Nobody on those transplant committees wants to see these people die - but they know the reality they are working in right now, and a hell of a lot more people will die because they won't be delivering any of their services.

And it's a two-fer. Doctors will be reluctant to advise marijuana use for patients who might benefit from the therapeutic and palliative effects if that advice might doom their patients to eventual painful deaths should, they need a transplant in the future.

If you are pissed off about this, contact your congressperson and senators, rather than the hospitals in Washington state that are named in the article.

Tell them that they need to protect the doctors and hospitals that serve these patients. Especially if your congressperson is a "states rights" republican. They really ought to have a problem with this...

Saturday, April 21, 2007

Moral Legislation

Illinois State Senator John Cullerton, Democrat of Chicago, is sponsoring legislation in committee that, should it pass, would make Illinois the thirteenth state to legalize medical marijuana.

The bill currently in committee would allow those suffering from “debilitating” medical conditions to cultivate up to 12 cannabis plants and possess up to 2.5 ounces of smokable marijuana for personal use.
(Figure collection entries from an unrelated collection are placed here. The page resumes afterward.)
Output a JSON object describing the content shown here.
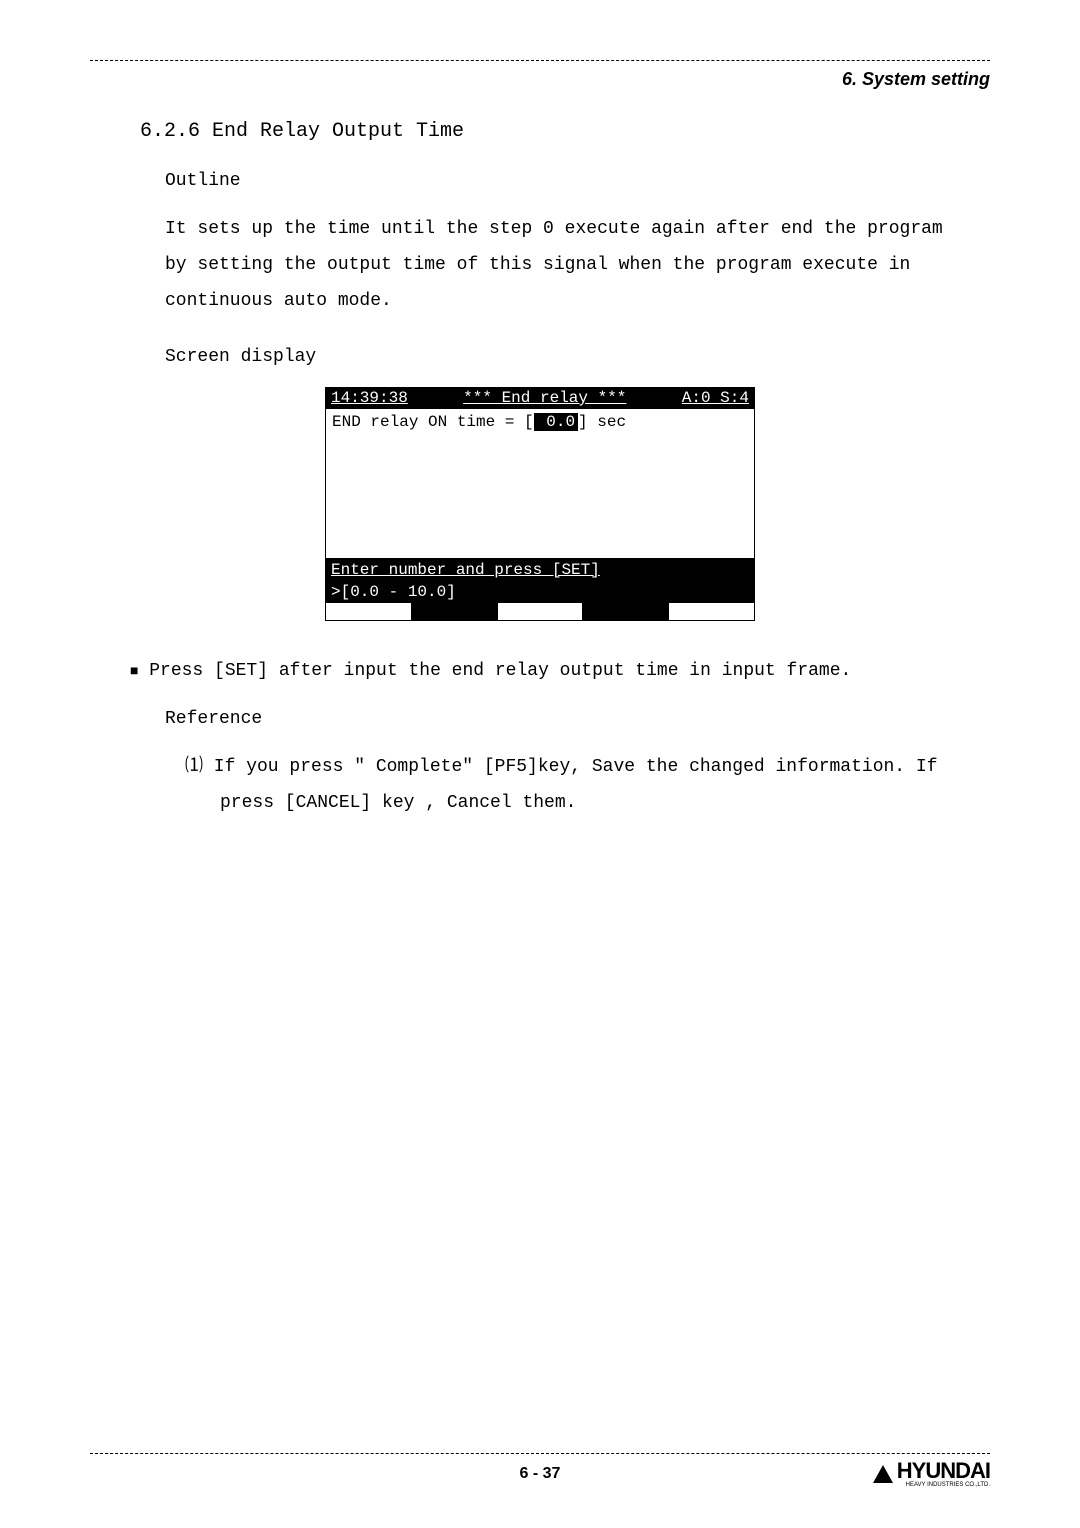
{
  "header": {
    "title": "6. System setting"
  },
  "section": {
    "number_title": "6.2.6 End Relay Output Time"
  },
  "outline": {
    "label": "Outline",
    "text": "It sets up the time until the step 0 execute again after end the program by setting the output time of this signal when the program execute in continuous auto mode."
  },
  "screen_display": {
    "label": "Screen display",
    "top_time": "14:39:38",
    "top_center": "*** End relay ***",
    "top_right": "A:0 S:4",
    "body_line": "END relay ON time     = [",
    "body_value": " 0.0",
    "body_suffix": "] sec",
    "footer1": "Enter number and press [SET]",
    "footer2": ">[0.0 - 10.0]",
    "colors": {
      "inverted_bg": "#000000",
      "inverted_fg": "#ffffff",
      "normal_bg": "#ffffff",
      "normal_fg": "#000000"
    }
  },
  "instruction": {
    "text": "Press [SET] after input the end relay output time in input frame."
  },
  "reference": {
    "label": "Reference",
    "item1": "⑴ If you press \" Complete\" [PF5]key, Save the changed information. If press [CANCEL] key , Cancel them."
  },
  "footer": {
    "page": "6 - 37",
    "logo_main": "HYUNDAI",
    "logo_sub": "HEAVY INDUSTRIES CO.,LTD."
  }
}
Senator Cullerton is getting some unexpected support as clergy members sign on, staking out moral territory by citing the desired end of alleviating human suffering as the basis of their support.

Some opposed to passage of the law come off as condescending and vapid – to say the least.
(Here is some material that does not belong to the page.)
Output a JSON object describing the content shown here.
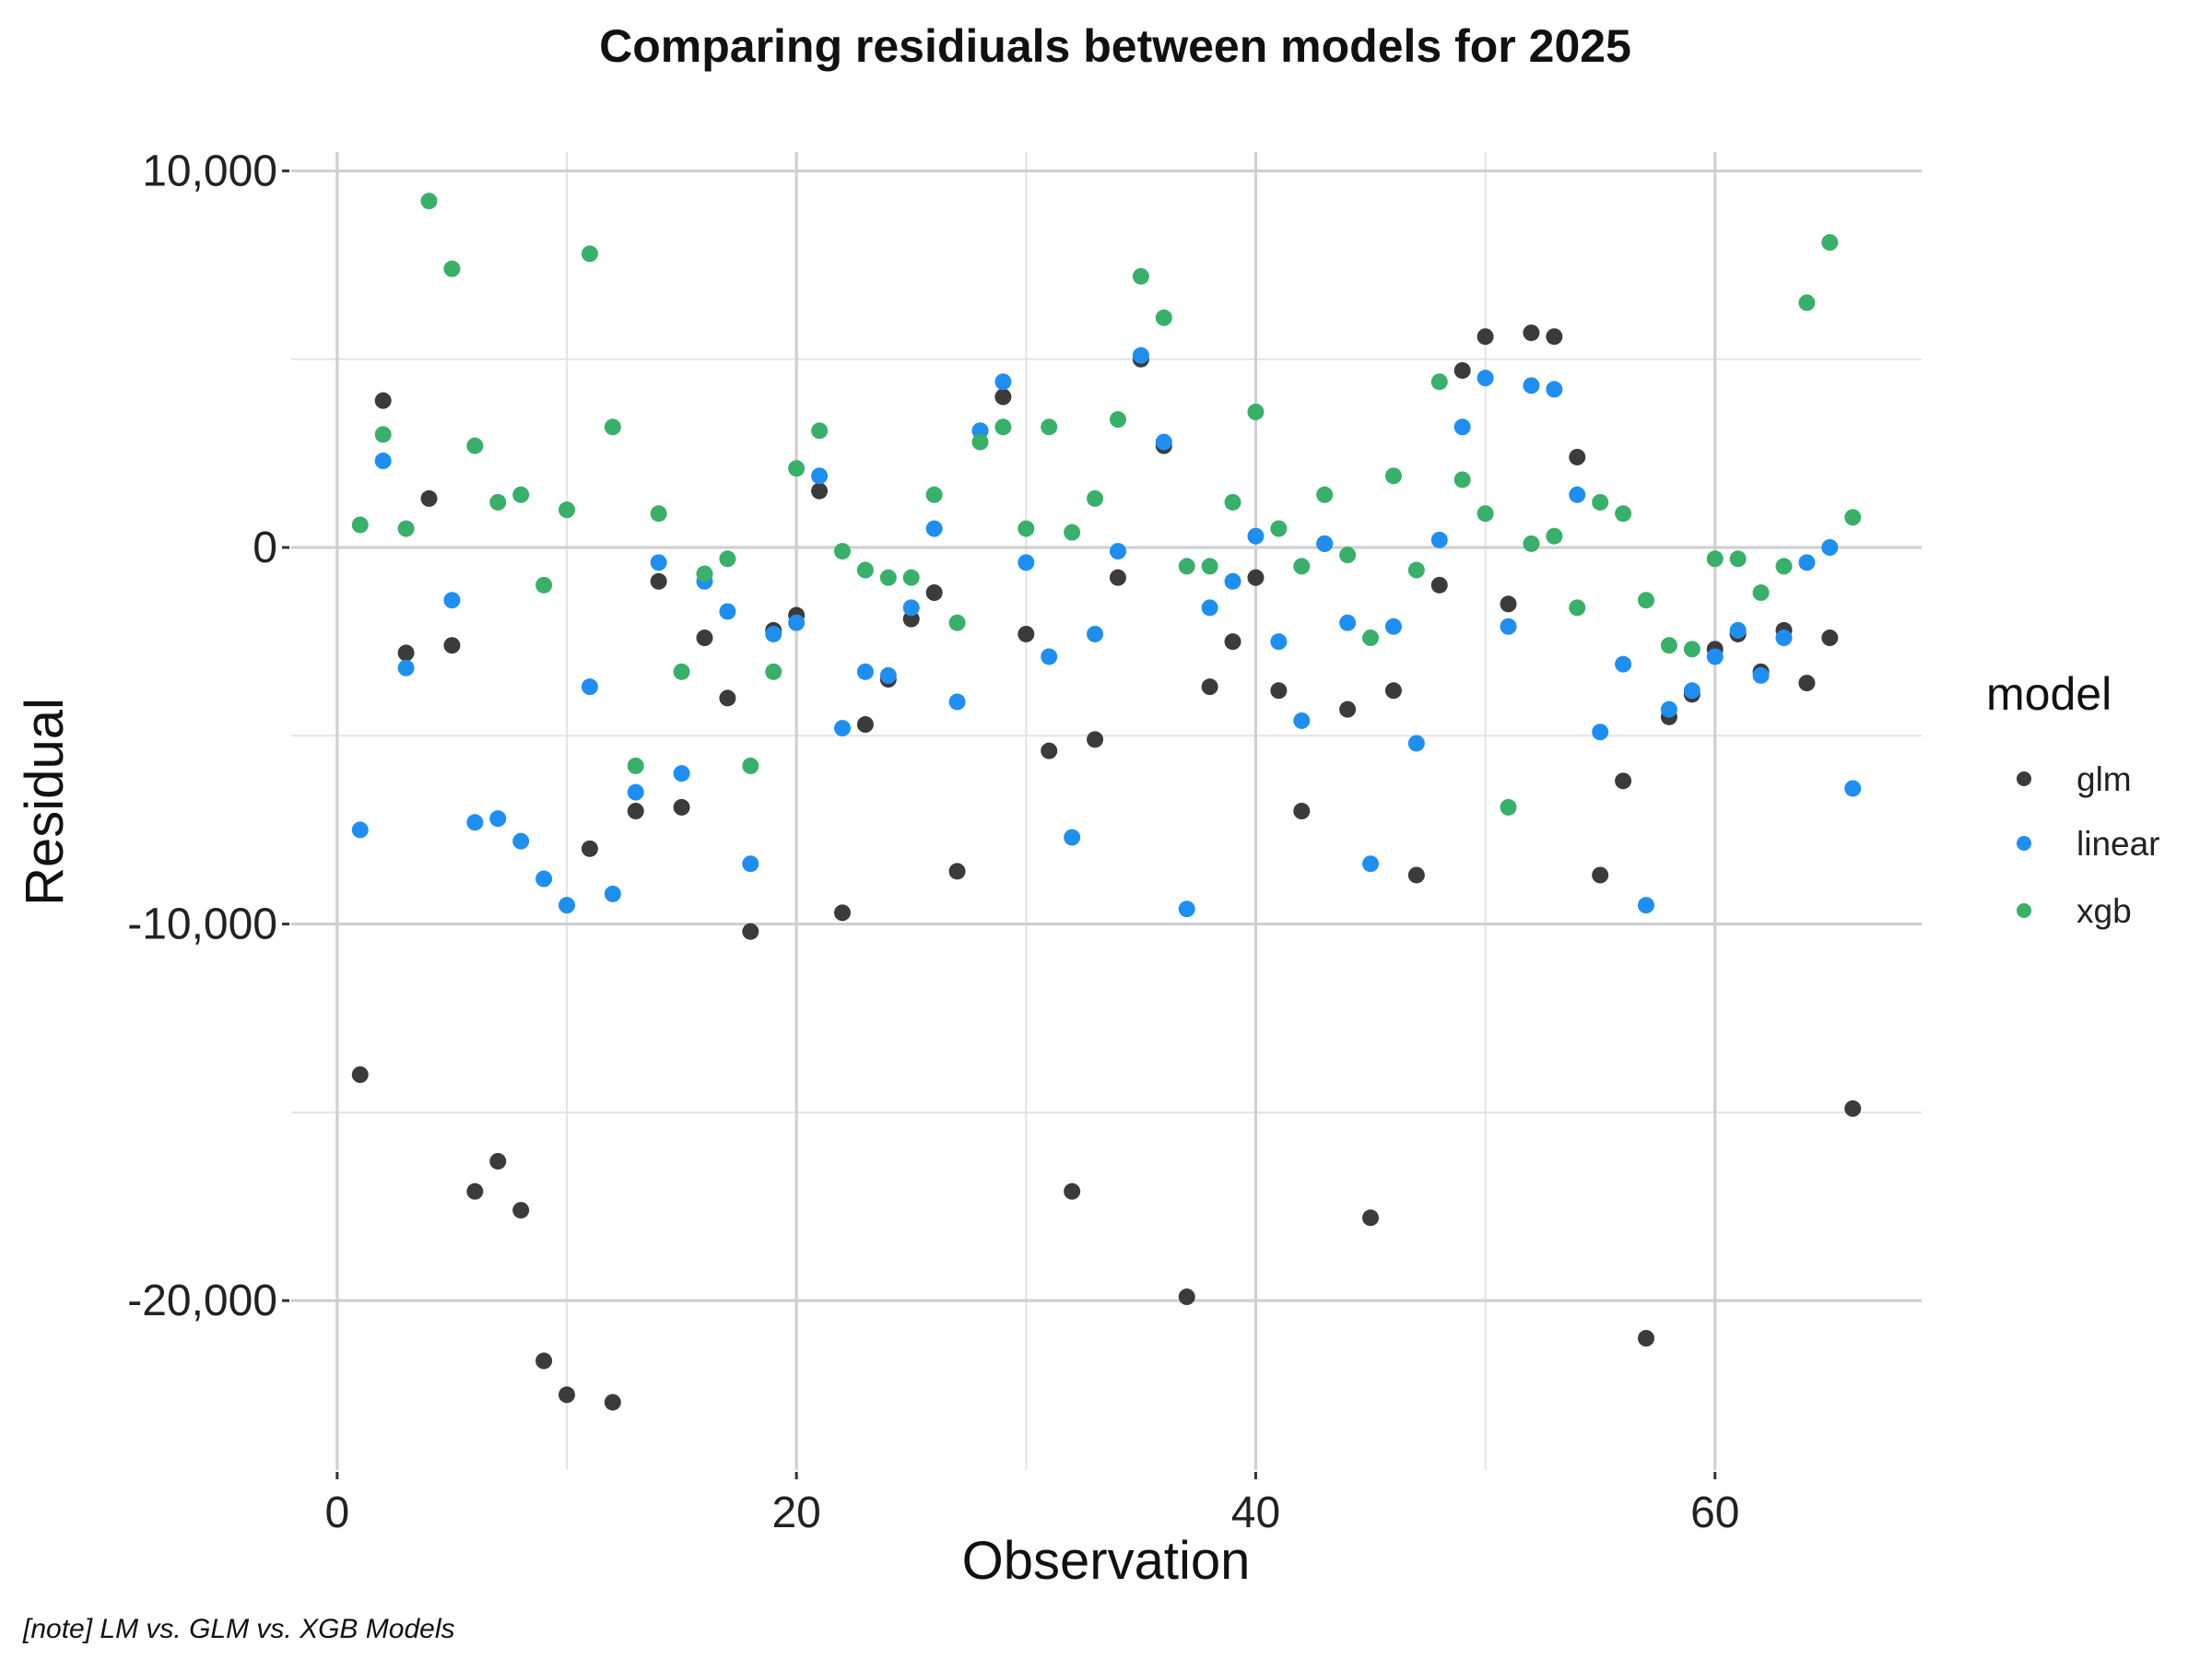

"I think they're using the compassion of people who don't understand what the goal is,'' said Anita Bedell of the Illinois Church Action on Alcohol & Addiction Problems, the group leading the fight against the bill.
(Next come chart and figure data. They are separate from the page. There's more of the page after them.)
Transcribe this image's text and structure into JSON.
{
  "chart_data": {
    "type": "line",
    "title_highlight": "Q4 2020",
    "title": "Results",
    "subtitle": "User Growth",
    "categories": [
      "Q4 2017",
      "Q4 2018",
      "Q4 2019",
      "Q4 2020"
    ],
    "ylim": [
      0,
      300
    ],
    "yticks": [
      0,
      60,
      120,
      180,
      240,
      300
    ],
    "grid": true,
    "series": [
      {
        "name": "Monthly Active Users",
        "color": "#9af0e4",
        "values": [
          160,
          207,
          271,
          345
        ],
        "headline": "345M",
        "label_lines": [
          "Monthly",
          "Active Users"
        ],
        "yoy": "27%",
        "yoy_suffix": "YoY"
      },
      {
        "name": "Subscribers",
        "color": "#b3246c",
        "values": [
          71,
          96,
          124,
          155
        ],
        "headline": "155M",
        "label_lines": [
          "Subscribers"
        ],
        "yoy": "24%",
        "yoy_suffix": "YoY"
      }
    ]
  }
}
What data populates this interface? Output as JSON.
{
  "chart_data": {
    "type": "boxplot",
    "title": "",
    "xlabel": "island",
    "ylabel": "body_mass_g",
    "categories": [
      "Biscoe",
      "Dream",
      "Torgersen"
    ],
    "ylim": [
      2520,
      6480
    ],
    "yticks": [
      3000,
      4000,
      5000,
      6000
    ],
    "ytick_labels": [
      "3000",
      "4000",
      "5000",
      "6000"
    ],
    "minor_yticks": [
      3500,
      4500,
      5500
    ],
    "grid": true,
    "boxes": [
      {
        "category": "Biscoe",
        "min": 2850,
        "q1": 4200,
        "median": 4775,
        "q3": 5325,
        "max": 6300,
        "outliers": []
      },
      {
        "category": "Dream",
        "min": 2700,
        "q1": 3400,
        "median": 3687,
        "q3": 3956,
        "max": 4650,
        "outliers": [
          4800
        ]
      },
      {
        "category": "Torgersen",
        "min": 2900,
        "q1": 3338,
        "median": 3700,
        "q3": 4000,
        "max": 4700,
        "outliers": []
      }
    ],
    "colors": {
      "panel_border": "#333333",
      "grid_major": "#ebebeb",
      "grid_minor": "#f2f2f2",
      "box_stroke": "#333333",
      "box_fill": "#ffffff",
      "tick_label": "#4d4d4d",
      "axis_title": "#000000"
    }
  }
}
How offensive is that? Poor gullible people of faith, poor little lambs, taken in by the big bad pusher man!

Somehow, this just doesn’t strike me as the words of a gullible schmoe who has been *taken in*:

"It's simply morally wrong to punish people for making an earnest attempt at healing,'' said Tyler Smith, spokesman for the Interfaith Drug Policy Initiative, the Washington-based group behind the religious campaign to pass the bill.

The letter from religious leaders supporting legalized medical marijuana states: "Our religious values of compassion, mercy, and justice compel us to ask that you vote yes on the medical marijuana bill." It was e-mailed to Illinois senators several weeks ago.

Smith acknowledges that when it comes to marijuana use, some people feel it is just inherently wrong. He maintains, however, that it is wrong to send people to prison for using marijuana to alleviate pain.

"It takes religious leaders taking a stand for people to really understand that,'' he said.

These ministers don’t sound gullible either:

"It comes down to, what do we think God is up to?'' said Pastor Bob Hillenbrand of First Presbyterian Church of Rockford. He said his own belief was in "a God of compassion, and therefore also of healing.''

And


Pastor Robert C. Morwell of Union United Methodist Church in Quincy said he had never used marijuana nor had any desire to. "But I think it's a little silly to say we can prescribe morphine … and other drugs that are more addictive,'' but not marijuana, he said.

Cullerton acknowledges that he only has, at present, 20 of the 30 Senate votes needed to pass the bill and send it to the House chamber for consideration. He dismissed concerns that it would lower the barriers to access of marijuana for recreational drug users, pointing out that the barriers now are pretty darn easy to surmount, and they don’t have to hassle with visiting the doctor. (Which probably costs more than the weed thy are looking to score anyway!)